The seasons, specifically winter and summer, greatly influence the composition of the basic menu. In the summer, fruits, such as grapes, melons, watermelons, apricots, pears, apples, cherries, pomegranates, lemons, persimmons, quinces and figs, grow in abundance as do vegetables including some lesser known species such as green radishes, yellow carrots, dozens of varieties of pumpkin and squash, in addition to the more common eggplants, peppers, turnips, cucumbers and tomatoes.
The winter diet traditionally consists of dried fruits and vegetables and preserves. Hearty noodle or pasta-type dishes are also common chilly-weather fare.
In general, mutton is the preferred source of protein in the Uzbek diet. Sheep are prized not only for their meat and fat as a source of cooking oil, but for their wool as well. Beef and horsemeat are also consumed in substantial quantities. Camel and goat meat are less common.
Uzbek dishes are not notably spicy, though certainly full of flavour. Some of the principle spices used are black cumin, red and black peppers, barberries, coriander, and sesame seeds. The more common herbs are fresh coriander, dill, parsley, celeriac, and basil. Other seasonings include wine vinegar, liberally applied to salads and marinades, and fermented milk products.
A wide array of breads, leavened and unleavened, is a staple for the majority of the population. Flat bread, or ïîï and lepyoshka, is usually baked in tandoor ovens and served with tea and at every meal. Some varieties are prepared with onions or meat in the dough and others topped with sesame seeds or kalonji.

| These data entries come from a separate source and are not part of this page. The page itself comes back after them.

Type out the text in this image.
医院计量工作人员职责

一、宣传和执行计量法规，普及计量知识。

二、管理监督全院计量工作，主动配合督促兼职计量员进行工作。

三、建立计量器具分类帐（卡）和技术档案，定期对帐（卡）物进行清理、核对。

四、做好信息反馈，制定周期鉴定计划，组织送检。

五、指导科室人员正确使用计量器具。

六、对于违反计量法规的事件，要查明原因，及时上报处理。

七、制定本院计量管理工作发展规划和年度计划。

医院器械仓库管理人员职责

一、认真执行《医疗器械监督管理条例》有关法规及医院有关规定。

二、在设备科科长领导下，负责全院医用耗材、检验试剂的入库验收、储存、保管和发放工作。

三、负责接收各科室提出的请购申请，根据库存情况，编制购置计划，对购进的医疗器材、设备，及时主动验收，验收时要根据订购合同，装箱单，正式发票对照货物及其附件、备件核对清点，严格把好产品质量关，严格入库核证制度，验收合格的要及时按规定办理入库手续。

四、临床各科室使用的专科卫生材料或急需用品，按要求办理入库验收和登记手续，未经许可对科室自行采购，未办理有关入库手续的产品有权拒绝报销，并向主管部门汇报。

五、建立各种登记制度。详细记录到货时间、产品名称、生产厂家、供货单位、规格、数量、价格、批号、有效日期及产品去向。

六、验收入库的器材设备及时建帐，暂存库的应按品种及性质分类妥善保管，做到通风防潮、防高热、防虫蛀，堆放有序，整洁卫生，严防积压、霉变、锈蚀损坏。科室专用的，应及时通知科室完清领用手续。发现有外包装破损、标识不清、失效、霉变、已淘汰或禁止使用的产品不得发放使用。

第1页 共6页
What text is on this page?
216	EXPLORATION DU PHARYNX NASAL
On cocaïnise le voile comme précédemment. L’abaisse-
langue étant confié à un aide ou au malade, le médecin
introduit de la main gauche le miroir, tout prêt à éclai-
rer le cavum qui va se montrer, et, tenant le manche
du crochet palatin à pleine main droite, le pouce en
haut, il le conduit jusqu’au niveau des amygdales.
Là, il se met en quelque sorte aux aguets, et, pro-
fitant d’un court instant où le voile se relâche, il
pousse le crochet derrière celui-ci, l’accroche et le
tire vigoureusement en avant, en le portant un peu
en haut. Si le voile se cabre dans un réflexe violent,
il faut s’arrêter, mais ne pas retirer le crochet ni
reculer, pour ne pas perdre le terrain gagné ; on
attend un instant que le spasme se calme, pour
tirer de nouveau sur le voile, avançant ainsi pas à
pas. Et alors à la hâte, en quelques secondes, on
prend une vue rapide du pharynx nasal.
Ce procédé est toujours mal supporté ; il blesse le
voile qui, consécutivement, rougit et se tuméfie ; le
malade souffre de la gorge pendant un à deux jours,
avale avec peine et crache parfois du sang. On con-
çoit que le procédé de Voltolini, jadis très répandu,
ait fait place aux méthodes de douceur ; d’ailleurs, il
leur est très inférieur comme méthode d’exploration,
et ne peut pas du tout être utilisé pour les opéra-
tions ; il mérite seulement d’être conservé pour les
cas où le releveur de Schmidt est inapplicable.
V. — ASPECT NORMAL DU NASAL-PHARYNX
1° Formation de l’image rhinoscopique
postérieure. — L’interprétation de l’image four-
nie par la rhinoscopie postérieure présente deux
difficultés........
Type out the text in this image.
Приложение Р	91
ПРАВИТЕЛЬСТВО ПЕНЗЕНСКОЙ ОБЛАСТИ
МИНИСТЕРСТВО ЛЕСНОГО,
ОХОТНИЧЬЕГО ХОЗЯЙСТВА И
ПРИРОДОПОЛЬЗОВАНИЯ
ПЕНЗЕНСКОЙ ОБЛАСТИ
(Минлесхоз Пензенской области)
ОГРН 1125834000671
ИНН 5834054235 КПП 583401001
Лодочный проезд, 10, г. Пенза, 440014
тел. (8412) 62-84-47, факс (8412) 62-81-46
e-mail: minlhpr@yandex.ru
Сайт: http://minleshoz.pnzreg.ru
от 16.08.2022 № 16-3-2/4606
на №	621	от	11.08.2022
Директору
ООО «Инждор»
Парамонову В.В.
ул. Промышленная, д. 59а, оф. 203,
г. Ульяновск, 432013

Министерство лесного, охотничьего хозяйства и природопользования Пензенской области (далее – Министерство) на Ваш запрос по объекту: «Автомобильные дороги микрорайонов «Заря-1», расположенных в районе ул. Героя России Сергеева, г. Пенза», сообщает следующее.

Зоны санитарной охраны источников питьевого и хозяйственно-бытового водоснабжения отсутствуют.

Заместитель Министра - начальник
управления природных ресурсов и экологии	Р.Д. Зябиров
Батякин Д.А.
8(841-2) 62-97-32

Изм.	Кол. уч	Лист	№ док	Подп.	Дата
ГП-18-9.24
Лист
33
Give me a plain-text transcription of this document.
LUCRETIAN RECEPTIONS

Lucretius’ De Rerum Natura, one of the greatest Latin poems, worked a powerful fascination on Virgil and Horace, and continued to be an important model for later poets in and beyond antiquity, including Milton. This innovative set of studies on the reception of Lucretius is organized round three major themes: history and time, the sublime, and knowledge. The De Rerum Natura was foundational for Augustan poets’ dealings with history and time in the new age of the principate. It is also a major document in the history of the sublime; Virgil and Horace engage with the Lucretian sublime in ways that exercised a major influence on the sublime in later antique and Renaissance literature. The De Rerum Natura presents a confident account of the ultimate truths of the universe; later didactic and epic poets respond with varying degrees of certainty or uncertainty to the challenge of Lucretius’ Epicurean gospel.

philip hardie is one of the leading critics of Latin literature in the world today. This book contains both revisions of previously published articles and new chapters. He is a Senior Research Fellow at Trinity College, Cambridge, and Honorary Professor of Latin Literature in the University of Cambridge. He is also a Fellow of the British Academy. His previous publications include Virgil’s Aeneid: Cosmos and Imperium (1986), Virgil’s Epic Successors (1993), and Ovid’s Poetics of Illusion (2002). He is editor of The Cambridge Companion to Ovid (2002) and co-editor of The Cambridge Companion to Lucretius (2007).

Central Asia has a reputation for the richness and delicacy of its fermented dairy products. The most predominant - katyk, or yogurt made from sour milk, and suzma, strained clotted milk similar to cottage cheese, are eaten plain, in salads, or added to soups and main products, resulting in a unique and delicious flavour.
Plov or Osh, the Uzbek version of "pilaff", is the staple of Uzbek diet. It consists mainly of fried and boiled meat, onions, carrots and rice, with raisins, barberries, chickpeas, or fruit added for variation. Uzbek men pride themselves on their ability to prepare the most unique and sumptuous plov. The osh-paz, or master chef, often cooks plov over an open flame, sometimes serving up to 1000 people from a single cauldron on holidays or occasions such as weddings.
Tea is revered in the finest oriental traditions. It is offered to every guest and there exists a whole subset of mores surrounding the preparation, offering and consuming of tea. Green tea is the drink of hospitality and is predominant in the country. Black tea is preferred in Tashkent, though both teas are seldom taken with milk or sugar. An entire portion of Uzbek cuisine is dedicated solely to tea drinking. Some of these include samsa, bread, halva, and various fried foods.
The "choyhona" (teahouse) is a cornerstone of traditional Uzbek society. Always shaded, preferably situated near a cool stream, the choyhona is a gathering place for social interaction and fraternity. Robed Uzbek men congregate around low tables centred on beds adorned with ancient carpets, enjoying delicious plov, kebabs and endless cups of green tea.